Should be good to go in that case... All you need is to connect the ignition switched wire and you should be ok..
where exactly will it connect? Right now the only open tab is grounded to the case shown by the line and the battery terminal which is circled is connected to the battery/ammeter wire whichever you wanna call it. If I connect to that terminal won't it be too much volts?
Should be the green pigtail hooks to where you have the red wire grounded....
Maybe I should go look at the instructions for that alternator.... I must be missing something....
I guess I'm going to have to take your word for it.... I have no Idea !!!! I guess if its working? Go with it...
These instuction dont really help anyone out installing on of these.... So I see where you hit a brick wall...
Keep us posted on how everything works out !!! https://www.proformparts.com/images/...structions.pdf
Exactly what I was just about to send, very in-depth😂. As long as the misfire issue isn't electrical related it seems like it's working alright so once I get some new plugs I'll update. Fingers crossed
So good news, I believe everything works great now!
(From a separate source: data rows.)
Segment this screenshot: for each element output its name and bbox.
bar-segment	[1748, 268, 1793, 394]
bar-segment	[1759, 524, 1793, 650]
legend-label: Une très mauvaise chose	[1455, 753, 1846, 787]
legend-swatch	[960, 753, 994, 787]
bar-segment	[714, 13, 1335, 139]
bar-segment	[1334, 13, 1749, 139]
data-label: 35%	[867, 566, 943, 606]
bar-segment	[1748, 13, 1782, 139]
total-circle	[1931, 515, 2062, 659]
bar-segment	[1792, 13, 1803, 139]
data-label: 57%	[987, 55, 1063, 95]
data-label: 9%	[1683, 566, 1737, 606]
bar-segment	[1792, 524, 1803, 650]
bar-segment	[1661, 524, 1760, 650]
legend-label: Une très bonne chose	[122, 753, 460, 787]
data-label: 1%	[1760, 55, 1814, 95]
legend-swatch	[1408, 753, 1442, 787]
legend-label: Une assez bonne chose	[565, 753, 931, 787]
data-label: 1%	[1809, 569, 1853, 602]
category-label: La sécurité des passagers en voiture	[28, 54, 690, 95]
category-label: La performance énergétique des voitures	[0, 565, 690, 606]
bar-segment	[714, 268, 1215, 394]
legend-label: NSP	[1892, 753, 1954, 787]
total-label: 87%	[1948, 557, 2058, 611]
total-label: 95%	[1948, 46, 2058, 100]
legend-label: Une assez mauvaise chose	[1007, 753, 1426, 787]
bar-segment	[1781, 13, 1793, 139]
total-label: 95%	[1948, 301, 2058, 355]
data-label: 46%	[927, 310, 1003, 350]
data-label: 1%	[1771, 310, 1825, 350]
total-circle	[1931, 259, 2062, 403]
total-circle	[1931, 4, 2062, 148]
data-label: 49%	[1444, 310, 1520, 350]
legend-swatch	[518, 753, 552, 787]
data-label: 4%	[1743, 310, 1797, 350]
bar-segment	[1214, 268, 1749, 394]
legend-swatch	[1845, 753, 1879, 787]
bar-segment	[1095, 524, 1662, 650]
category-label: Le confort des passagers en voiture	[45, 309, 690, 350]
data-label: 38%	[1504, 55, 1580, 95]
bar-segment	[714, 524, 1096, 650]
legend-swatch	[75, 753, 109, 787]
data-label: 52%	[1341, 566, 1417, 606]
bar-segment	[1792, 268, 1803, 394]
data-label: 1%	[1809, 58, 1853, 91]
Misfire was a spark plug wire that got too close to the header so I trimmed it back to before the melted part and worked perfectly. Now the bad news. I'm not sure if I should just start another thread for this or what but I was pulling back into the parking lot and the starter decided to engage. I stopped right there and turned the key off but it kept turning the engine over until I disconnected the battery. Had to be somewhere else so I threw it in the garage and haven't looked at it yet but not sure where to start. Could the alt have shorted and somehow cause this? It was making a chirp before all of this. I will link a video underneath that you can hear the chirp in if that'd help. Other than that, bad starter relay??
Need to figure out what is squeaking... Water pump, Belt, Idler pulley?
AS for the starter just engaging like that.... I would look at the ignition Switch !!!!
But I do not think that your replacement Alternator had anything to do with the starter issues.... Just a coincidental..
Need to figure out what is squeaking... Water pump, Belt, Idler pulley?
AS for the starter just engaging like that.... I would look at the ignition Switch !!!!
But I do not think that your replacement Alternator had anything to do with the starter issues.... Just a coincidental..
For sure it is the alternator making the chirping noise after testing. I'll try to get to troubleshooting here today or tomorrow. Hopefully it's something simple but I'll start with popping the ignition out.